The two power supplies look identical but are different inside. They also have different umbilical connectors so they cannot be mixed up by accident.

D3a phono top view.

Best regards


Wednesday, January 24, 2018

845 Mono Amplifiers - Part 4


In part 3 I showed photos of the finished mono blocks. Here some more views especially some with the amp turned on.

The amps are in the tower chassis, with only tubes on top.

The 845 is placed in the middle at the front...

...for a commanding presence which this mighty tube deserves!

The back side with inputs and outputs:

The amp in operation:

At night with the lights off:

Although the plate appears to be red plating, it is not really.

This is due to long camera exposure and the sensor capturing infra red.

Side view:

Best regards


Thursday, January 11, 2018

Tube of the Month : The 53


This month I am presenting a tube which I had in mind for this series since a long time. Whenever I came across my small stash of these I told myself to write about them. Now the time has come, here is the 53.

The 53 is electrically and mechanically equivalent to the 6A6 except it has a 2.5V heater instead of 6.3V.

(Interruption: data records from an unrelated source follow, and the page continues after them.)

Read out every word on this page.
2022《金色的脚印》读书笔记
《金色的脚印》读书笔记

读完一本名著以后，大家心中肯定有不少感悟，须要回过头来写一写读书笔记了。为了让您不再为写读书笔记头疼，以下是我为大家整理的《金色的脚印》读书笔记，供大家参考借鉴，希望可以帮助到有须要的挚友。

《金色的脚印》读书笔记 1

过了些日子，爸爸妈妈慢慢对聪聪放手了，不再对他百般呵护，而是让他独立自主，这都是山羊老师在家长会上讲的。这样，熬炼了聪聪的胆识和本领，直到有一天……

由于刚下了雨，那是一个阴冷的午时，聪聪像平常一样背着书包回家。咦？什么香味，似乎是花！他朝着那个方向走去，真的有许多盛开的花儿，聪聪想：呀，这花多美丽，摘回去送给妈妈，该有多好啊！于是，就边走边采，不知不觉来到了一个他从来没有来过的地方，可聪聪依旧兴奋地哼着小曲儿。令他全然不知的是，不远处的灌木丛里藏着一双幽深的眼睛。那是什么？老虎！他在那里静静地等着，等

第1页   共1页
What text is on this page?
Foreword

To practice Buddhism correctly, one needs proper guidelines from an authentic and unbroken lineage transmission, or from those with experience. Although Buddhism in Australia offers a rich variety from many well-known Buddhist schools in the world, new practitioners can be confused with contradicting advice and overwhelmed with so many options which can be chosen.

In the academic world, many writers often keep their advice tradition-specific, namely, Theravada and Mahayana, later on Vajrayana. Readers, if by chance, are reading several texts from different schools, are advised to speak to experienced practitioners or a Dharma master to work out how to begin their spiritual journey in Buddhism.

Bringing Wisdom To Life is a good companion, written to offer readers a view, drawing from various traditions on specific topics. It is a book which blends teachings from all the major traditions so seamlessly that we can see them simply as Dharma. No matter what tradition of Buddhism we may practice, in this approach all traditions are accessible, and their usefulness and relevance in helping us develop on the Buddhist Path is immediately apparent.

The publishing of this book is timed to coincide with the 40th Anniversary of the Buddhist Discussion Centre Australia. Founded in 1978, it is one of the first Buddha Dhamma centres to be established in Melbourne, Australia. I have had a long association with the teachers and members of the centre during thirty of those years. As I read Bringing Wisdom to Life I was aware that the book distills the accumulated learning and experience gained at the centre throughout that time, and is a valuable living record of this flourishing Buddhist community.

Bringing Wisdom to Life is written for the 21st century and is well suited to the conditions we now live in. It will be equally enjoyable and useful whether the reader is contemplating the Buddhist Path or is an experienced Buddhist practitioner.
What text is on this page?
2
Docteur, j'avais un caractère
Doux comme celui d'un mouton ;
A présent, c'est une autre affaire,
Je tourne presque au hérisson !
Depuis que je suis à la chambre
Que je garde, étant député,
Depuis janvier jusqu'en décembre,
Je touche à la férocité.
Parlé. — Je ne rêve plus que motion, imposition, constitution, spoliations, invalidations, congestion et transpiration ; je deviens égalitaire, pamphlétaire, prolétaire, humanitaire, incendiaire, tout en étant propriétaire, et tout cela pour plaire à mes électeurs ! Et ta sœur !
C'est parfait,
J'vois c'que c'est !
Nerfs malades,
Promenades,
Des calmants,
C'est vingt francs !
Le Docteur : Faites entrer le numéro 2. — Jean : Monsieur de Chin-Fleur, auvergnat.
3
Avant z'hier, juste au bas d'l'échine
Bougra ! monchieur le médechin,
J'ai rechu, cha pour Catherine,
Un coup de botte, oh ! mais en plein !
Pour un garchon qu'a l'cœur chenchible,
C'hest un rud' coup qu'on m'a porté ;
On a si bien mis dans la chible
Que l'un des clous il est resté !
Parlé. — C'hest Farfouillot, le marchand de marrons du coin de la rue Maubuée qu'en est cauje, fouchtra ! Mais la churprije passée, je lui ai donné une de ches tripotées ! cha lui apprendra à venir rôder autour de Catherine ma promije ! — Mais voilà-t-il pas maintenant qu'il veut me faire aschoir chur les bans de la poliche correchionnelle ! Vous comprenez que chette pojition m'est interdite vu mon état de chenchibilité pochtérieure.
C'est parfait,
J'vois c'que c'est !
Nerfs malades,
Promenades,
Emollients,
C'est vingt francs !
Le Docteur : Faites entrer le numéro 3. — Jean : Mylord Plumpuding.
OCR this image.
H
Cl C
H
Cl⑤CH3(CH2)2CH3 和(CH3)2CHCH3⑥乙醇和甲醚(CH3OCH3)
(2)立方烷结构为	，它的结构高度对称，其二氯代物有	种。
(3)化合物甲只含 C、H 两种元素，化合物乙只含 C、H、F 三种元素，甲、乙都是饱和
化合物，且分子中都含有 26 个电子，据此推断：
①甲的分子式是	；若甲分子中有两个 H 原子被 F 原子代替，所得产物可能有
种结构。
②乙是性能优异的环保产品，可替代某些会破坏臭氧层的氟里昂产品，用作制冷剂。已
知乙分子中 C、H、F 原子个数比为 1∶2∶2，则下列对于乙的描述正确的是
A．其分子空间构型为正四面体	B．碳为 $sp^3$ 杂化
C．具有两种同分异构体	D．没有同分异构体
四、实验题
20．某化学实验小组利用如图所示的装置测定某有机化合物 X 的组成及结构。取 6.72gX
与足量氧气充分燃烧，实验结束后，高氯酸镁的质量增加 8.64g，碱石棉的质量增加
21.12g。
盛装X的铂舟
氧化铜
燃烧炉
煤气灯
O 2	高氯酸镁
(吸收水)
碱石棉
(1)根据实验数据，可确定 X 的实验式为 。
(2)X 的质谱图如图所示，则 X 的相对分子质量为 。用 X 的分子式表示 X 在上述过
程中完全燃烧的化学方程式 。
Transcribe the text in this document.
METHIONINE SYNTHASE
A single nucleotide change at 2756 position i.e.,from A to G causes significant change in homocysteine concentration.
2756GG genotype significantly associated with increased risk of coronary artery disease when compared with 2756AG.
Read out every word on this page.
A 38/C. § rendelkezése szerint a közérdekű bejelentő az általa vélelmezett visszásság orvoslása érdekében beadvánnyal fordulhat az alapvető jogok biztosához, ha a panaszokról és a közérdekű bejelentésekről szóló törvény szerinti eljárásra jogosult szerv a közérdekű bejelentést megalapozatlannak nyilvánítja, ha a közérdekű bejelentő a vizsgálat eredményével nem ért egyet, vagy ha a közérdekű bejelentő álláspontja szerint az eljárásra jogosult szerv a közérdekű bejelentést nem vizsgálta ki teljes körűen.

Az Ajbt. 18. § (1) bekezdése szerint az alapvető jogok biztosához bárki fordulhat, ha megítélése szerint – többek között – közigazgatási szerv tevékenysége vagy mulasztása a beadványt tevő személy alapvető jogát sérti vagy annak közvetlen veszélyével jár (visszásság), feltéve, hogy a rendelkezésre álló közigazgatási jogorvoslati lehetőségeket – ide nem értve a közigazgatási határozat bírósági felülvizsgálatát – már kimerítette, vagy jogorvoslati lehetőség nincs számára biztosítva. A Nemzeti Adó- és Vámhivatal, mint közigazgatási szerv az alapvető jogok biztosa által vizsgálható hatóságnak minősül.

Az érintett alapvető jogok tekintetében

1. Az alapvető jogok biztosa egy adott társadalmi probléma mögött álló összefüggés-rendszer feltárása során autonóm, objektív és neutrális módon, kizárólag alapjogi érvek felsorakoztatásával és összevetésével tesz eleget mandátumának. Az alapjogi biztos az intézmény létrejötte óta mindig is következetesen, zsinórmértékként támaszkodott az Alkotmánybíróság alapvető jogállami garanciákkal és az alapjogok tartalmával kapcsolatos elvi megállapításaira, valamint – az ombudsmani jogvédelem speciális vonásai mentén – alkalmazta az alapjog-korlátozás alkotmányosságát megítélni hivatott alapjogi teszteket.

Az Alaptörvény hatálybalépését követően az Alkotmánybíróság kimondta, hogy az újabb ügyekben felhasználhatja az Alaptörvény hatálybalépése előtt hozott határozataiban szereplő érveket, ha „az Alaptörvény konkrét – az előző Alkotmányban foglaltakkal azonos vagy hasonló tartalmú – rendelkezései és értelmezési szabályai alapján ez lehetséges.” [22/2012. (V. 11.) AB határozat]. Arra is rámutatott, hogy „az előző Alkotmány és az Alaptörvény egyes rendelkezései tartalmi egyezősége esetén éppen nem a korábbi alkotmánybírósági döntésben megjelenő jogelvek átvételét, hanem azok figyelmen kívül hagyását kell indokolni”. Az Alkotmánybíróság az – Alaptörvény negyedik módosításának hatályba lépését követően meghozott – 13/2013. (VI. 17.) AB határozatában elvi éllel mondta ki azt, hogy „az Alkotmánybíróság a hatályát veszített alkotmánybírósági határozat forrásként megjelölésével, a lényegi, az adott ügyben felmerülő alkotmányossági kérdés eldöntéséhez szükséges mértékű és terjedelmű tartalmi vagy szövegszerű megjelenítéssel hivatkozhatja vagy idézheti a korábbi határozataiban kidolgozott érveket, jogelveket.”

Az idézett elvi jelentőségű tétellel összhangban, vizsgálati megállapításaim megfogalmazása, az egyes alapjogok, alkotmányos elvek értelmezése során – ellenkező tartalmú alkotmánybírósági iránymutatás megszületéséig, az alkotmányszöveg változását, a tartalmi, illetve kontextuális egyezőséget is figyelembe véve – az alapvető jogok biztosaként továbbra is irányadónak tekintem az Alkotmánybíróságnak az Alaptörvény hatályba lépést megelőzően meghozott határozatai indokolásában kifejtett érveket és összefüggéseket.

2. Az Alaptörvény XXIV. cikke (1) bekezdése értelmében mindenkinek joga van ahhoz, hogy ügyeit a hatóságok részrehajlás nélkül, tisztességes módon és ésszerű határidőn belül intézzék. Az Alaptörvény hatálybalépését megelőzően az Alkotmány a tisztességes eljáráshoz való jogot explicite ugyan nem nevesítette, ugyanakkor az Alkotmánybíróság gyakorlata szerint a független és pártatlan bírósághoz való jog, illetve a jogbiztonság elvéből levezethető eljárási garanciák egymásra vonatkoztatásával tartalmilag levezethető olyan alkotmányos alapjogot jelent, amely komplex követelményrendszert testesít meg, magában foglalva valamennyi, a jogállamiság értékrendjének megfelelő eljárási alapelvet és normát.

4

It comes with the same 7 pin (UX7) base as the 6A6 and has the same pinout which is shown on the left. It was designed for the same purpose, a twin triode for Class B output stages or as Class A driver stage with both triodes wired in parallel. As mentioned it has a 2.5V heater which consumes 2A of current. Since the 6A6 is a UX7 equivalent of the 6N7, the 53 can also be used in applications of the 6N7. Readers of my blog know that I am quite fond of the 6N7 and 6A6 for use as drivers for small triodes. Refer to the tube of the month posts of these two types for further technical details or to the RCA data sheet. Like the 6A6 the 53 was only made in the small shoulder type (coke
bottle) while the 6N7 was also made in straight sided glass and as metal type. I have never actually used the 53 but there is no reason why it shouldn't perform as well as the 6A6 or 6N7. Probably due to it's ancient heater voltage spec of 2.5V it is largely ignored by audio amplifier designers who prefer to stick to the standard 6.3V types. I am guilty myself for not using it for the very same reason. So it is still available at modest prices and easy to find.  Since I never used it in any of my designs I only acquired a small stock of them. As usual, let's have a look at the plate curves in the data sheet and at actual curves taken by a curve tracer. Most data sheets I have seen don't even bother to show a set of plate curves for the 53 but only have a common diagram for all the three types:

 No surprises there, not distinguishable from either the 6N7 or 6A6.

 Let's have a look at some samples, here we have the 53 made by Sylvania.

 Nice green boxes which allow testing of the tube without breaking the seal.

The UX7 base:

The old leaf logo on the base:

The top view shows the cooling fins attached to the grid rods.

These allow extra cooling of the grids which are driven positive in Class B circuits.

Some details:

A close up showing the heater wires going into the cathodes:

Philco branded 53:


 Here we have an interesting one which I have never seen before:

 The box is marked 'sub standard' and also has a ceiling price printed on the box.

 A little notice inside the box explains this. Apparently these are tubes which would not pass the regular quality tests but would still be good in many applications. Instead of discarding them RCA sold them at a lower price.

There is also a 'sub standard' marking on the tube base:

I tested the tube and it came out fine with maybe the transconductance a bit low but still within acceptable limits.

Next we have a Ken-Rad 53:

Like many Ken-Rad tubes this also has the characteristic black coating on the glass.


And lastly National Union:

These have the getter applied in the top.

Like the 6A6 the 53 does not give off much light when powered up:

I hope you enjoyed this first tube of the month post of 2018!